Alisha lehmann trifft gegen ex-klub – und bricht mit dem traum vom titel
38. Minute, King Power Stadium: Alisha Lehmann hebt den Ball aus 16 Metern über Hannah Hampton, trifft zum 1:0 gegen ihren früheren Arbeitgeber – und schlägt sich die Hand vor den Mund. Nicht aus Jubel, aus Wut. Die Schweizerin hat gerade bewiesen, dass sie noch immer Tore schießen kann. Doch das reicht nicht, um Leicester aus der Abstiegszone zu katapultieren. Aston Villa dreht die Partie, Leicester bleibt Tabellenletzter der Women’s Super League.
Der preis des wechsels: vom meisterkandidat zum abstiegskandidaten
Erst im Winter wechselte Lehmann von Como, wo sie noch am 8. Spieltag auf Platz 2 stand, in die englische Liga. Mit Juventus hatte sie 2025 die Serie A gewonnen, mit Como lag sie vor der Winterpause im Soll. Statt um den Titel spielt sie nun um den Klassenerhalt. Die Rechnung ist simpel: Wer oben mitmischt, darf Make-up tragen und TikToks drehen – wer unten steht, wird als Influencerin verkannt.
Die 27-Jährige kennt die Debatte. „Die Leute sehen nicht, wie viel Arbeit ich investiere“, sagt sie im BBC-Interview. „Sie glauben, ich trainiere eine Stunde und gehe dann nach Hause, um Videos zu drehen.“ Die Wahrheit: Schlafmittagchen, Datenauswertung, Extra-Einheit auf dem Platz, wenn die GPS-Werte nicht stimmen. „Ich bin sehr professionell. Ich will die Beste sein.“

Maskara, momente und die frage nach dem aufhören
Hinter dem Tor lag ein halbes Leben. Als Teenager wollte sie aufhöfen, weil Kommentare über ihr Aussehen sie traurig machten. „Ich fragte meine Mutter, ob ich mit Fußball aufhören dürfe“, erinnert sie sich. Heute antwortet sie mit Toren – und mit Zahlen. In den letzten zwei Saisons absolvierte sie 98 % aller möglichen Trainingseinheiten, ihre Sprintwerte liegen im obersten Quartil der WSL. Die Maskara ist noch drauf, aber die Maske ist ab.

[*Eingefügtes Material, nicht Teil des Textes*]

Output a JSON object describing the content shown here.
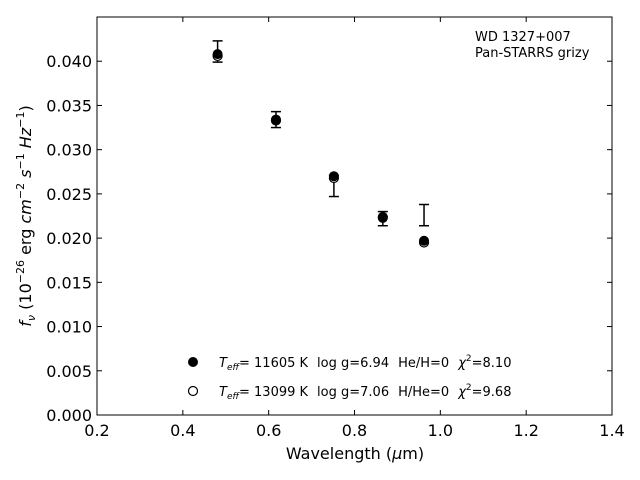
{
  "chart_data": {
    "type": "scatter",
    "annotation_lines": [
      "WD 1327+007",
      "Pan-STARRS grizy"
    ],
    "xlabel": "Wavelength (μm)",
    "ylabel": "fν (10⁻²⁶ erg cm⁻² s⁻¹ Hz⁻¹)",
    "xlim": [
      0.2,
      1.4
    ],
    "ylim": [
      0.0,
      0.045
    ],
    "x_ticks": [
      0.2,
      0.4,
      0.6,
      0.8,
      1.0,
      1.2,
      1.4
    ],
    "x_tick_labels": [
      "0.2",
      "0.4",
      "0.6",
      "0.8",
      "1.0",
      "1.2",
      "1.4"
    ],
    "y_ticks": [
      0.0,
      0.005,
      0.01,
      0.015,
      0.02,
      0.025,
      0.03,
      0.035,
      0.04
    ],
    "y_tick_labels": [
      "0.000",
      "0.005",
      "0.010",
      "0.015",
      "0.020",
      "0.025",
      "0.030",
      "0.035",
      "0.040"
    ],
    "grid": false,
    "legend_position": "bottom-center",
    "observed": {
      "x": [
        0.481,
        0.617,
        0.752,
        0.866,
        0.962
      ],
      "y": [
        0.0411,
        0.0334,
        0.0259,
        0.0222,
        0.0226
      ],
      "yerr": [
        0.0012,
        0.0009,
        0.0012,
        0.0008,
        0.0012
      ]
    },
    "series": [
      {
        "label": "T_eff= 11605 K  log g=6.94  He/H=0  χ²=8.10",
        "marker": "filled-circle",
        "x": [
          0.481,
          0.617,
          0.752,
          0.866,
          0.962
        ],
        "y": [
          0.0408,
          0.0334,
          0.027,
          0.0224,
          0.0197
        ]
      },
      {
        "label": "T_eff= 13099 K  log g=7.06  H/He=0  χ²=9.68",
        "marker": "open-circle",
        "x": [
          0.481,
          0.617,
          0.752,
          0.866,
          0.962
        ],
        "y": [
          0.0406,
          0.0333,
          0.0268,
          0.0223,
          0.0195
        ]
      }
    ]
  },
  "legend": {
    "entry1": {
      "teff_prefix": "T",
      "teff_sub": "eff",
      "teff_value": "= 11605 K",
      "logg": "log g=6.94",
      "comp": "He/H=0",
      "chi_prefix": "χ",
      "chi_sup": "2",
      "chi_value": "=8.10"
    },
    "entry2": {
      "teff_prefix": "T",
      "teff_sub": "eff",
      "teff_value": "= 13099 K",
      "logg": "log g=7.06",
      "comp": "H/He=0",
      "chi_prefix": "χ",
      "chi_sup": "2",
      "chi_value": "=9.68"
    }
  },
  "axis_labels": {
    "x_prefix": "Wavelength (",
    "x_mu": "μ",
    "x_suffix": "m)",
    "y_f": "f",
    "y_nu": "ν",
    "y_open": " (10",
    "y_exp1": "−26",
    "y_erg": " erg ",
    "y_cm": "cm",
    "y_exp2": "−2",
    "y_s": " s",
    "y_exp3": "−1",
    "y_hz": " Hz",
    "y_exp4": "−1",
    "y_close": ")"
  }
}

Leicester muss nun gegen die drohende Rückrunde bestehen. Fünf Punkte Rückstand auf den Relegationsplatz, acht Spiele noch. Die Causa Lehmann ist damit größer als ein einzelnes Tor. Sie ist ein Lehrstück darüber, wie schnell der Wechsel vom Lieblingsshirt zum Abstiegsgestrick gehen kann. Am Ende zählt nur eins: Ob sie im Mai noch in der ersten Liga steht. Die Zeit läuft, der Countdown hat längst begonnen.